Similarly our neural networks, use abstraction to solve complex problems. Let us take simple route finding problem to drive home the point.

Let us assume that you decided to visit a city in Japan. Your mission is to reach the district headquarters as soon as you left the airport. The person who gave you the mission brief, say Mr M, forgot an important detail that was conveyed to him by a local of the city X, say Mr T. Mr T had told Mr M that one only had to follow the road signs, which not only told which turn you have to take to reach the city center but also how far you’re from it. Mr M realized his mistake and told you that, though he didn’t remember the exact advice of Mr T, but he can provide you with a dataset through which you could figure out the route to the city center. Being a proactive employee and AI engineer you readily accepted the challenge of building a model that can accurately predict the route to city center. But there is one problem, the dataset is in a language which neither you nor google translate understands. You have no clue, which column denotes what and categorical volume are an absolute nightmare.

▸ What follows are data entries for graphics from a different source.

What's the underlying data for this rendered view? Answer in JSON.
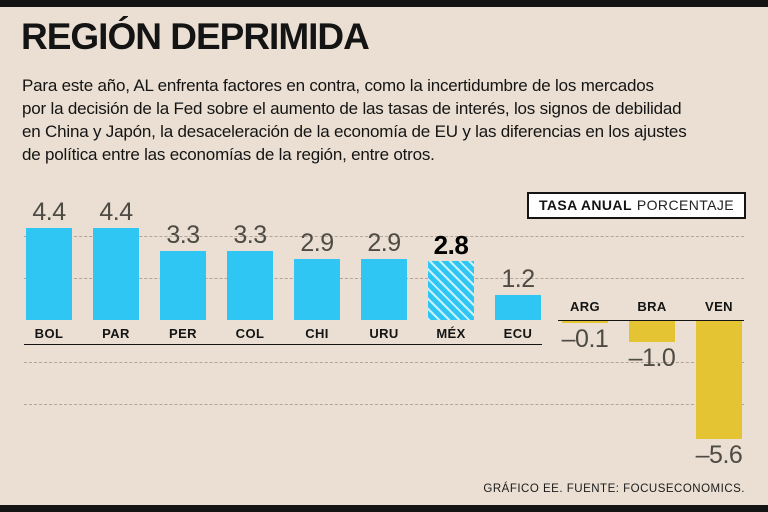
{
  "page": {
    "title": "REGIÓN DEPRIMIDA",
    "description": "Para este año, AL enfrenta factores en contra, como la incertidumbre de los mercados por la decisión de la Fed sobre el aumento de las tasas de interés, los signos de debilidad en China y Japón, la desaceleración de la economía de EU y las diferencias en los ajustes de política entre las economías de la región, entre otros.",
    "description_lines": [
      "Para este año, AL enfrenta factores en contra, como la incertidumbre de los mercados",
      "por la decisión de la Fed sobre el aumento de las tasas de interés, los signos de debilidad",
      "en China y Japón, la desaceleración de la economía de EU y las diferencias en los ajustes",
      "de política entre las economías de la región, entre otros."
    ],
    "credit": "GRÁFICO EE. FUENTE: FOCUSECONOMICS."
  },
  "legend": {
    "bold": "TASA ANUAL",
    "regular": "PORCENTAJE"
  },
  "colors": {
    "background": "#eadfd2",
    "positive_bar": "#30c6f4",
    "negative_bar": "#e5c433",
    "ink": "#141414"
  },
  "chart_data": {
    "type": "bar",
    "title": "REGIÓN DEPRIMIDA",
    "subtitle": "TASA ANUAL, PORCENTAJE",
    "categories": [
      "BOL",
      "PAR",
      "PER",
      "COL",
      "CHI",
      "URU",
      "MÉX",
      "ECU",
      "ARG",
      "BRA",
      "VEN"
    ],
    "values": [
      4.4,
      4.4,
      3.3,
      3.3,
      2.9,
      2.9,
      2.8,
      1.2,
      -0.1,
      -1.0,
      -5.6
    ],
    "value_labels": [
      "4.4",
      "4.4",
      "3.3",
      "3.3",
      "2.9",
      "2.9",
      "2.8",
      "1.2",
      "–0.1",
      "–1.0",
      "–5.6"
    ],
    "highlight_category": "MÉX",
    "ylim": [
      -6,
      5
    ],
    "gridline_values": [
      4,
      2,
      -2,
      -4
    ],
    "grid": "dashed-horizontal",
    "baseline": 0,
    "legend_position": "top-right"
  }
}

Further the dataset has umpteen features, ranging from colour of houses on the way, traffic info, weather info, street vendors on the way, trees planted along the road, specie & age of those trees etc. Hence you don’t know what each column denotes, on top of that most columns are useless.

If you use linear regression to build your model then it would take ginormous amount of effort & ages in feature selection, tuning the model, validation etc., before you arrive at the accurate prediction. If the data of road signs was in form of images, then it would be practically impossible to achieve the desired result.

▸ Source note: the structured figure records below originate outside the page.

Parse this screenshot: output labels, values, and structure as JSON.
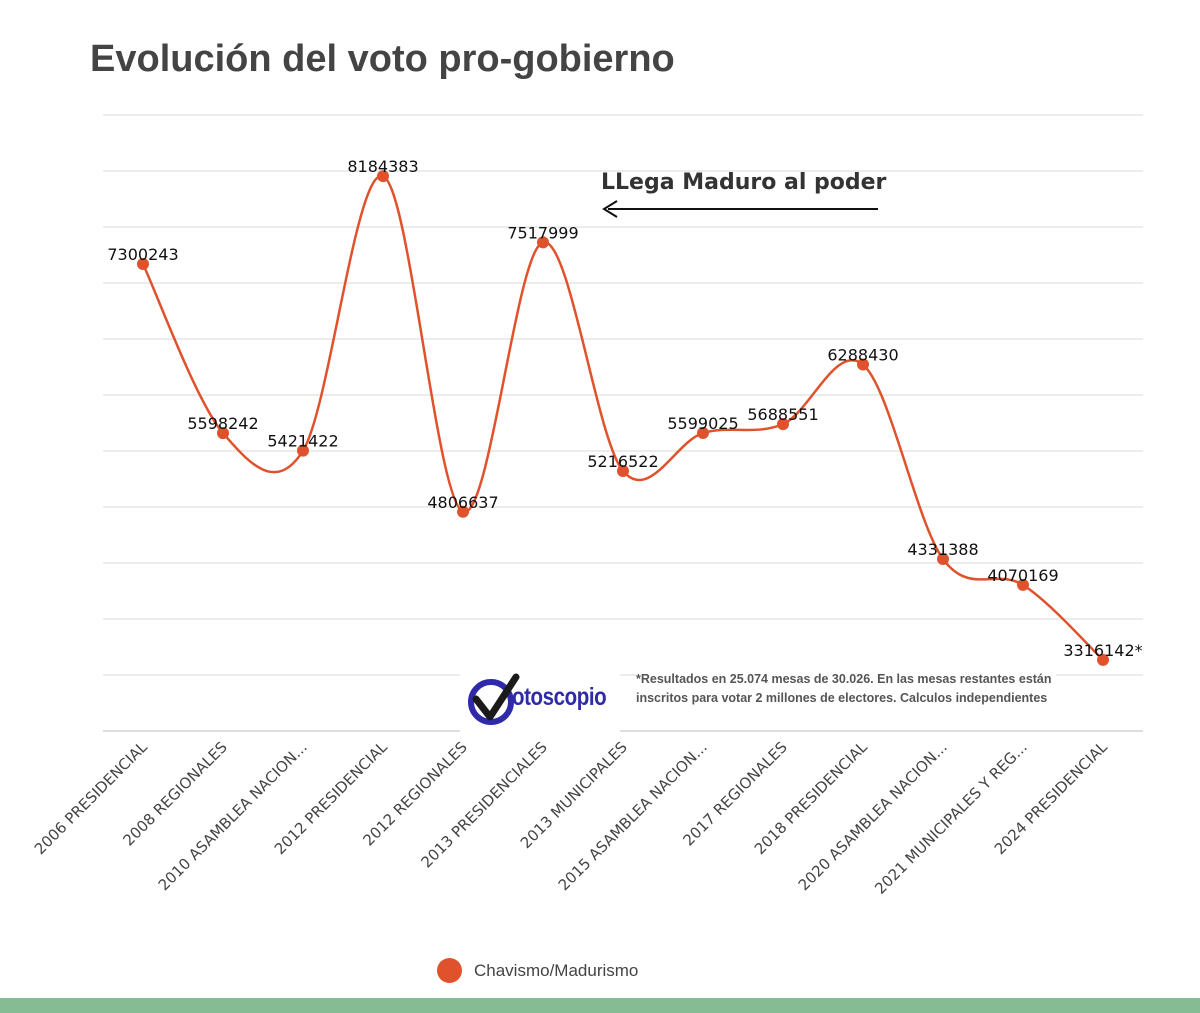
{
  "title": "Evolución del voto pro-gobierno",
  "annotation": {
    "text": "LLega Maduro al poder"
  },
  "note": "*Resultados en 25.074 mesas de 30.026. En las mesas restantes están inscritos para votar 2 millones de electores. Calculos independientes",
  "logo": {
    "text": "otoscopio"
  },
  "colors": {
    "series": "#e0522c",
    "grid": "#d9d9d9",
    "footer": "#86bc94",
    "logo": "#2e2aa8"
  },
  "chart_data": {
    "type": "line",
    "title": "Evolución del voto pro-gobierno",
    "xlabel": "",
    "ylabel": "",
    "ylim": [
      2600000,
      8800000
    ],
    "grid": true,
    "legend": "bottom",
    "categories": [
      "2006 PRESIDENCIAL",
      "2008 REGIONALES",
      "2010 ASAMBLEA NACION...",
      "2012 PRESIDENCIAL",
      "2012 REGIONALES",
      "2013 PRESIDENCIALES",
      "2013 MUNICIPALES",
      "2015 ASAMBLEA NACION...",
      "2017 REGIONALES",
      "2018 PRESIDENCIAL",
      "2020 ASAMBLEA NACION...",
      "2021 MUNICIPALES Y REG...",
      "2024 PRESIDENCIAL"
    ],
    "series": [
      {
        "name": "Chavismo/Madurismo",
        "values": [
          7300243,
          5598242,
          5421422,
          8184383,
          4806637,
          7517999,
          5216522,
          5599025,
          5688551,
          6288430,
          4331388,
          4070169,
          3316142
        ],
        "labels": [
          "7300243",
          "5598242",
          "5421422",
          "8184383",
          "4806637",
          "7517999",
          "5216522",
          "5599025",
          "5688551",
          "6288430",
          "4331388",
          "4070169",
          "3316142*"
        ]
      }
    ]
  }
}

On the other hand if you chose to build a neural network, with nonlinear activation functions, then you’ll be able to make accurate predictions in a reasonable amount of time and with much more ease.

As you would have guessed by now, that we create neural networks to solve those problems with a level of accuracy that other algorithms simply can’t deliver. Even if they could, they would require excessive amount of time & effort. Thus having a linear activation function simply defeats the purpose of a neural network.